Realisme sosialis merupakan aliran besar karya sastra yang melandaskan diri pada falsafah materialisme dialektis dan materialisme historis ketika melihat realitas. Kedua hal ini sangat jelas tergambar secara simbolik dalam pernyataan Minke maupun konflik-konflik yang tergambar dalam hampir keseluruhan bagian novel Jejak Langkah.

Hal tersebut dipengaruhi oleh beberapa hal, di antaranya: (1) perkembangan sejarah pada awal abad XX yang ditunjukkan novel Jejak Langkah, (2) menunjukkan berbagai proses pertentangan, tesa, dan anti tesa. Perbenturan nilai antara tradisionalisme (tesa) dengan modernisme (anti tesa). Antara masyarakat pribumi (tesa) dengan kekuatan kolonialisme (anti tesa), antara buruh pribumi dan majikan kolonial dan sebagainya.

Generasi yang dimatangkan oleh proses dialektika itu adalah Minke salah satunya. Karena Minke merupakan salah satu seorang tokoh sentral dalam novel itu, hidup pada masa dimana pertentangan-pertentangan ini kian menjadi matang. Proses dimana ketegangan antar satu kutub nilai dan kepentingan dengan nilai dan kepentingan yang lain sedang mencapai puncaknya. Deskripsi berikut ini akan menggambarkan proses dialektika terjadi dalam perjalan sejarah, baik dialami individu maupun secara kolektif, digambarkan Pramoedya Ananta Toer dalam Jejak Langkah. Novel ini dirancang sedemikian rupa oleh Pramoedya Ananta Toer untuk menunjukkan bagaimana proses sejarah yang selalu bergerak sesuai hukum materialisme dialektis. 

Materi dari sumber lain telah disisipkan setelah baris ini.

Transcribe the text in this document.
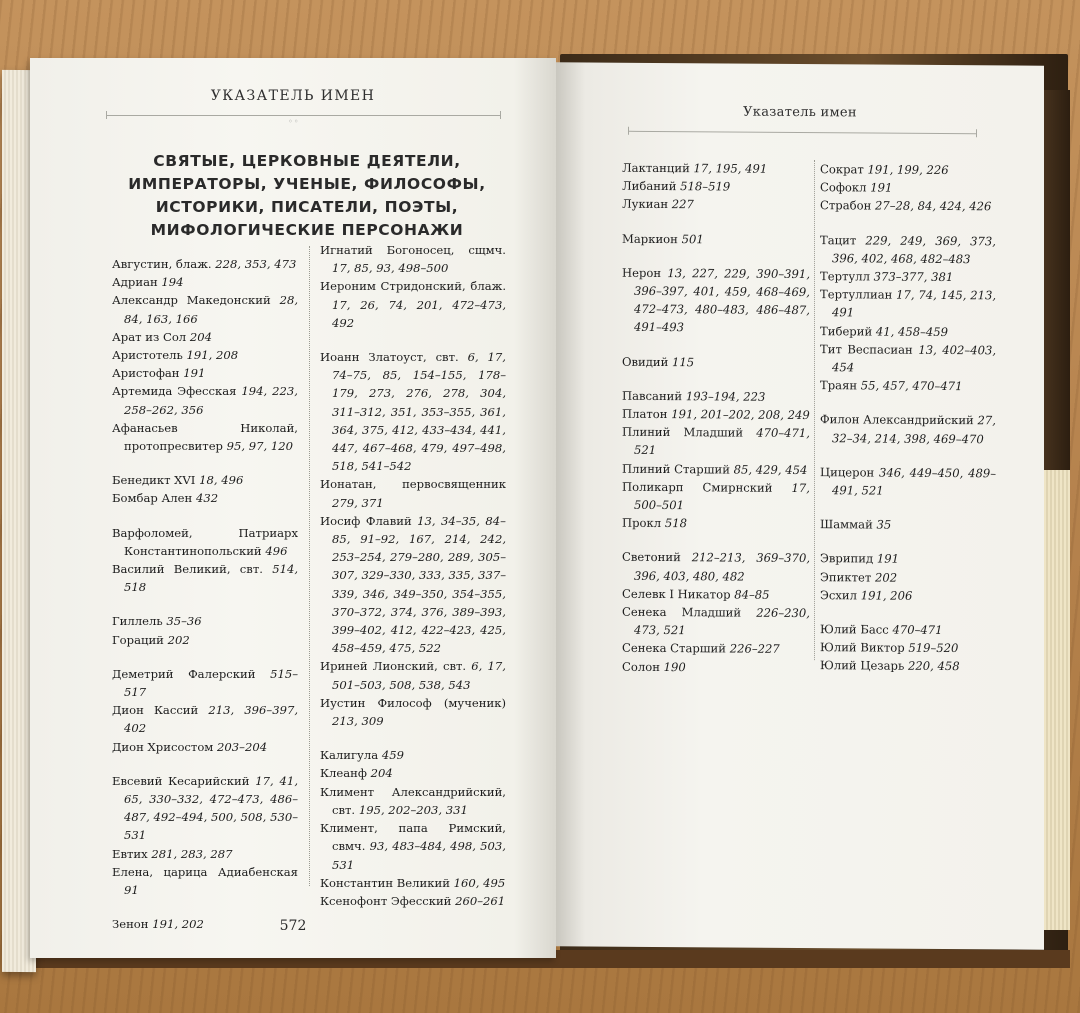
УКАЗАТЕЛЬ ИМЕН
◦◦
СВЯТЫЕ, ЦЕРКОВНЫЕ ДЕЯТЕЛИ,
ИМПЕРАТОРЫ, УЧЕНЫЕ, ФИЛОСОФЫ,
ИСТОРИКИ, ПИСАТЕЛИ, ПОЭТЫ,
МИФОЛОГИЧЕСКИЕ ПЕРСОНАЖИ
Августин, блаж. 228, 353, 473
Адриан 194
Александр Македонский 28, 84, 163, 166
Арат из Сол 204
Аристотель 191, 208
Аристофан 191
Артемида Эфесская 194, 223, 258–262, 356
Афанасьев Николай, протопресвитер 95, 97, 120
Бенедикт XVI 18, 496
Бомбар Ален 432
Варфоломей, Патриарх Константинопольский 496
Василий Великий, свт. 514, 518
Гиллель 35–36
Гораций 202
Деметрий Фалерский 515–517
Дион Кассий 213, 396–397, 402
Дион Хрисостом 203–204
Евсевий Кесарийский 17, 41, 65, 330–332, 472–473, 486–487, 492–494, 500, 508, 530–531
Евтих 281, 283, 287
Елена, царица Адиабенская 91
Зенон 191, 202
Игнатий Богоносец, сщмч. 17, 85, 93, 498–500
Иероним Стридонский, блаж. 17, 26, 74, 201, 472–473, 492
Иоанн Златоуст, свт. 6, 17, 74–75, 85, 154–155, 178–179, 273, 276, 278, 304, 311–312, 351, 353–355, 361, 364, 375, 412, 433–434, 441, 447, 467–468, 479, 497–498, 518, 541–542
Ионатан, первосвященник 279, 371
Иосиф Флавий 13, 34–35, 84–85, 91–92, 167, 214, 242, 253–254, 279–280, 289, 305–307, 329–330, 333, 335, 337–339, 346, 349–350, 354–355, 370–372, 374, 376, 389–393, 399–402, 412, 422–423, 425, 458–459, 475, 522
Ириней Лионский, свт. 6, 17, 501–503, 508, 538, 543
Иустин Философ (мученик) 213, 309
Калигула 459
Клеанф 204
Климент Александрийский, свт. 195, 202–203, 331
Климент, папа Римский, свмч. 93, 483–484, 498, 503, 531
Константин Великий 160, 495
Ксенофонт Эфесский 260–261
572
Указатель имен
Лактанций 17, 195, 491
Либаний 518–519
Лукиан 227
Маркион 501
Нерон 13, 227, 229, 390–391, 396–397, 401, 459, 468–469, 472–473, 480–483, 486–487, 491–493
Овидий 115
Павсаний 193–194, 223
Платон 191, 201–202, 208, 249
Плиний Младший 470–471, 521
Плиний Старший 85, 429, 454
Поликарп Смирнский 17, 500–501
Прокл 518
Светоний 212–213, 369–370, 396, 403, 480, 482
Селевк I Никатор 84–85
Сенека Младший 226–230, 473, 521
Сенека Старший 226–227
Солон 190
Сократ 191, 199, 226
Софокл 191
Страбон 27–28, 84, 424, 426
Тацит 229, 249, 369, 373, 396, 402, 468, 482–483
Тертулл 373–377, 381
Тертуллиан 17, 74, 145, 213, 491
Тиберий 41, 458–459
Тит Веспасиан 13, 402–403, 454
Траян 55, 457, 470–471
Филон Александрийский 27, 32–34, 214, 398, 469–470
Цицерон 346, 449–450, 489–491, 521
Шаммай 35
Эврипид 191
Эпиктет 202
Эсхил 191, 206
Юлий Басс 470–471
Юлий Виктор 519–520
Юлий Цезарь 220, 458
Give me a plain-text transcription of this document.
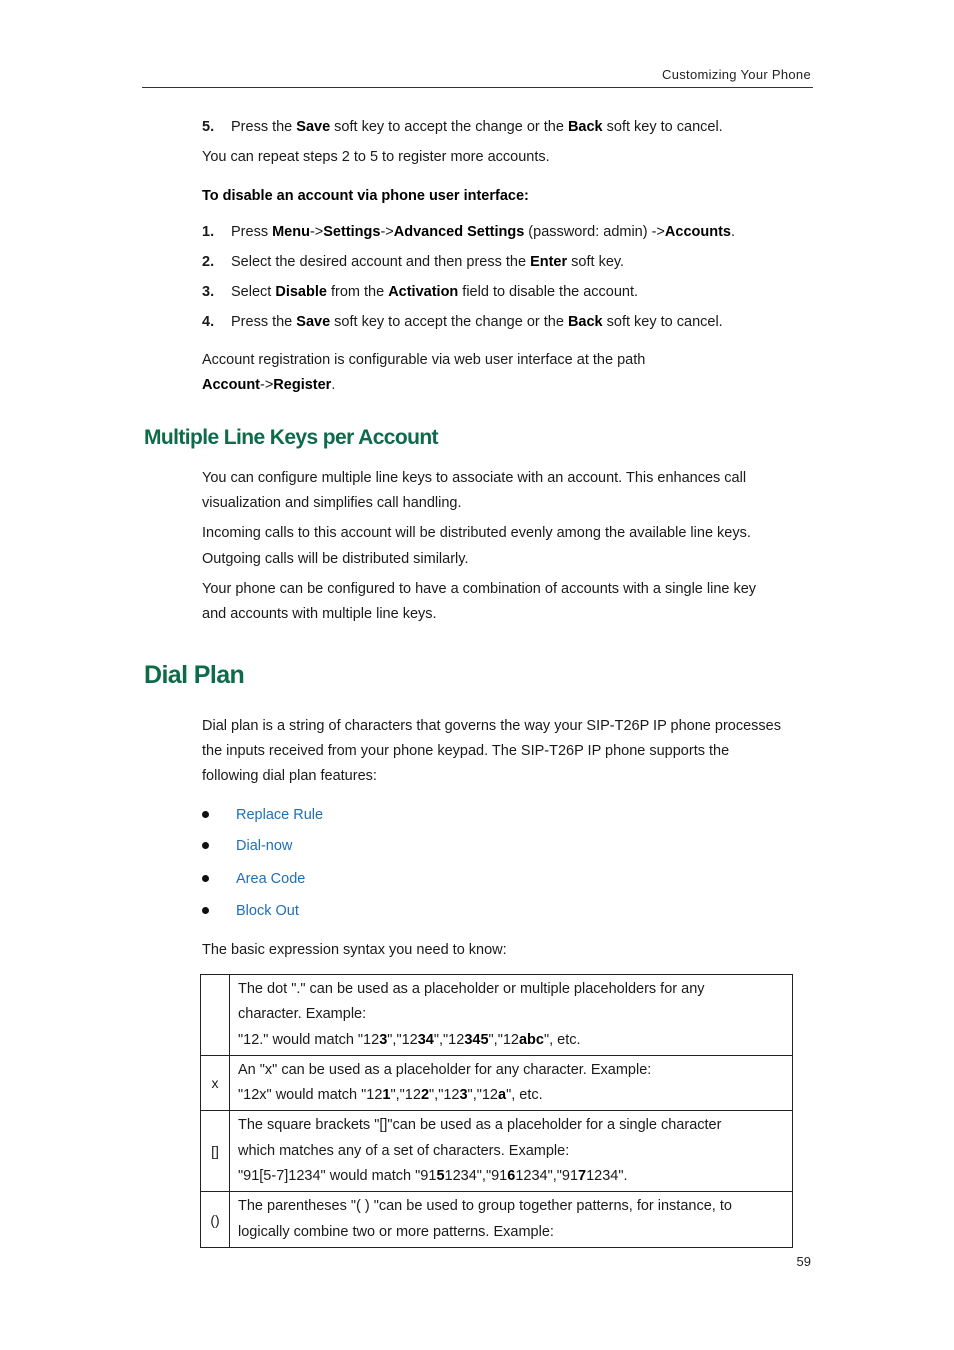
Customizing Your Phone
5. Press the Save soft key to accept the change or the Back soft key to cancel.
You can repeat steps 2 to 5 to register more accounts.
To disable an account via phone user interface:
1. Press Menu->Settings->Advanced Settings (password: admin) ->Accounts.
2. Select the desired account and then press the Enter soft key.
3. Select Disable from the Activation field to disable the account.
4. Press the Save soft key to accept the change or the Back soft key to cancel.
Account registration is configurable via web user interface at the path
Account->Register.
Multiple Line Keys per Account
You can configure multiple line keys to associate with an account. This enhances call
visualization and simplifies call handling.
Incoming calls to this account will be distributed evenly among the available line keys.
Outgoing calls will be distributed similarly.
Your phone can be configured to have a combination of accounts with a single line key
and accounts with multiple line keys.
Dial Plan
Dial plan is a string of characters that governs the way your SIP-T26P IP phone processes
the inputs received from your phone keypad. The SIP-T26P IP phone supports the
following dial plan features:
Replace Rule
Dial-now
Area Code
Block Out
The basic expression syntax you need to know:

	The dot "." can be used as a placeholder or multiple placeholders for any
character. Example:
"12." would match "123","1234","12345","12abc", etc.

x	An "x" can be used as a placeholder for any character. Example:
"12x" would match "121","122","123","12a", etc.

[]	The square brackets "[]"can be used as a placeholder for a single character
which matches any of a set of characters. Example:
"91[5-7]1234" would match "9151234","9161234","9171234".

()	The parentheses "( ) "can be used to group together patterns, for instance, to
logically combine two or more patterns. Example:
59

Di awal novel Jejak Langkah sudah ditemukan proses dialektika, yakni dialektika antara modernitas dan tradisi feodalistik. Tradisi feodalistik telah mencengkeram bangsa berabad-abad, memandang sejarah serba harmonis, metafisik, fatalistik dan bahkan irrasional. Sementara di sisi lain, kolonialisme yang berdampak pada modernisasi dan modernitas di satu sisi, mengagungkan individualisme dan kemenangan logika kapitalisme. Pramoedya Ananta Toer melihat bahwa dalam alam sadar masyarakat pribumi yang masih feodal sejarah, penuh mitos, dan pandangan-pandangan irasional yang kadangkala sangat menjebak. Akhirnya yang terjadi adalah sejarah dipandang sebagai sesuatu yang instan.


Ringkasan Cerita

Kisah perjuangan seorang Minke dalam novel Jejak Langkah sebagai aktivis dalam hal tulis menulis untuk melawan penjajahan kolonial sangat kental ditayangkan Pramoedya. Novel Jejak Langkah ini merupakan kelanjutan dari cerita sebelumnya, yaitu pada novel Bumi Manusia dan Anak Semua Bangsa. Cerita Minke pada novel ini diawali dengan kedatangannya ke Betawi pada awal abad ke-20 untuk melanjutkan sekolahnya di sekolah Kedokteran Hindia, STOVIA (bahasa Belandanya School tot Opleiding van Indische Artsen).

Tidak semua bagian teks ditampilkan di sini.